On parking meters, O’Brien says there is there is more demand for parking spaces than supply. And if the city charges, he says. “I agree that the revenue collected should stay in the district where collected. We should be investing that in transit improvements, sidewalks and benches on the street.”

He says the city should spend more time talking with business in a neighborhood, to explain what they intent of parking kiosks or limited time is, rather than simply forcing it through as some believe had happened in Seattle in recent years. You don’t lead by mandating things, you lead by talking with people and explaining the intent.”

O’Brien, a Fremont-area resident, hesitated when asked what he knows of the problems facing West Seattle.

“I think of West Seattle almost like an island, I know it is connected but there are limited ways to get back and forth,” he says. “The sense I have is that the people of West Seattle like that separation. They chose to be in this place that is isolated, but when I don’t want to be separated, it is really hard to connect. I was on a bike bombing down Admiral Way so I didn’t have to wait in traffic, but it was backed way up there,” O’Brien says. He uses that to suggest that creating more traffic lanes leads only to more traffic, not less congestion.

He does support the West Seattle route of the King County Water Taxi and the shuttles that get people from the region to the dock.

O’Brien added his voice to other council candidates and incumbents opposing Mayor Greg Nickels‘ reported refusal to let city staff talk freely with councilmembers. “I appreciate that the mayor is the head of the executive branch, but the City Council’s job is to give oversight to those departments and the executive branch and we need to be able to communicate. I think the city would benefit from a relationship where the mayor and the council saw each other as assets and try to work together, as opposed to saying we are competitors and we are fighting each other. We have some power over the executive branch and we need to exercise that power,” O’Brien says.
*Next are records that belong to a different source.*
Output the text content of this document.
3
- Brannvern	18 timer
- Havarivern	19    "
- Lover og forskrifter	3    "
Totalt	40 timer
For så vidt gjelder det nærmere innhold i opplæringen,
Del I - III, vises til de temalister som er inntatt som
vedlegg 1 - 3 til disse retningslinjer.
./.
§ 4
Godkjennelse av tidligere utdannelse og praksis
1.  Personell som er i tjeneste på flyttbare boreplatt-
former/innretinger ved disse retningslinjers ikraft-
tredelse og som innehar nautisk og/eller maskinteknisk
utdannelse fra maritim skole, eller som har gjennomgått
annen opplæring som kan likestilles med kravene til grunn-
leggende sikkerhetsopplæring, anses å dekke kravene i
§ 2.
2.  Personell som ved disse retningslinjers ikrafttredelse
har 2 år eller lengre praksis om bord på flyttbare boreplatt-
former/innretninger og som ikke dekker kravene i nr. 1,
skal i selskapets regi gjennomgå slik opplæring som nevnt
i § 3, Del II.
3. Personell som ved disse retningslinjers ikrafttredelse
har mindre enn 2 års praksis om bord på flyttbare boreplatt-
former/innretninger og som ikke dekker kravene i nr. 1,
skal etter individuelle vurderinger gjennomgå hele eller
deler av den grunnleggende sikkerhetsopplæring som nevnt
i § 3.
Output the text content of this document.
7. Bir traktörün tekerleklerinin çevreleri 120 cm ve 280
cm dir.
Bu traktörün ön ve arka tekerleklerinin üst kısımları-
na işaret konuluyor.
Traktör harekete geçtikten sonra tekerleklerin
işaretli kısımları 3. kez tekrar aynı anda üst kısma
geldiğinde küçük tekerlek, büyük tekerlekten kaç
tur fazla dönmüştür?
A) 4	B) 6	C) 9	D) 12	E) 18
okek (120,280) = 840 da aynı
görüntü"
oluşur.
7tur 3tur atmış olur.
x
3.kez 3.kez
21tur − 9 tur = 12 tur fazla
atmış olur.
One of the most difficult things facing a new council member is trying to represent everyone in the city. “I want to have my cabinet of advisers represent not just geographical diversities but all other sorts of diversities throughout the city so I can get feedback on how this or that affects neighborhoods,” he says.

O’Brien says people evaluate the world around them through their own eyes, so he wants to broaden that view with others.

He wants to be on the Council because of the critical decisions that city is facing and those decisions will “really affect what Seattle grows into in the next 10 or 20 years. I want to be part of that dialogue.”

Mike O’Brien’s page in the online city Voters’ Guide (text and video) is here. His campaign website is here.

1 Reply to "Election 2009, City Council Position 8 closeup: Mike O'Brien"

  • wseye October 24, 2009 (8:46 am)

    Ouch. If Mike O’Brien gets elected we are doomed to further isolation from the rest of the city. Unfortunately he has no understanding of the practical realities of transportation.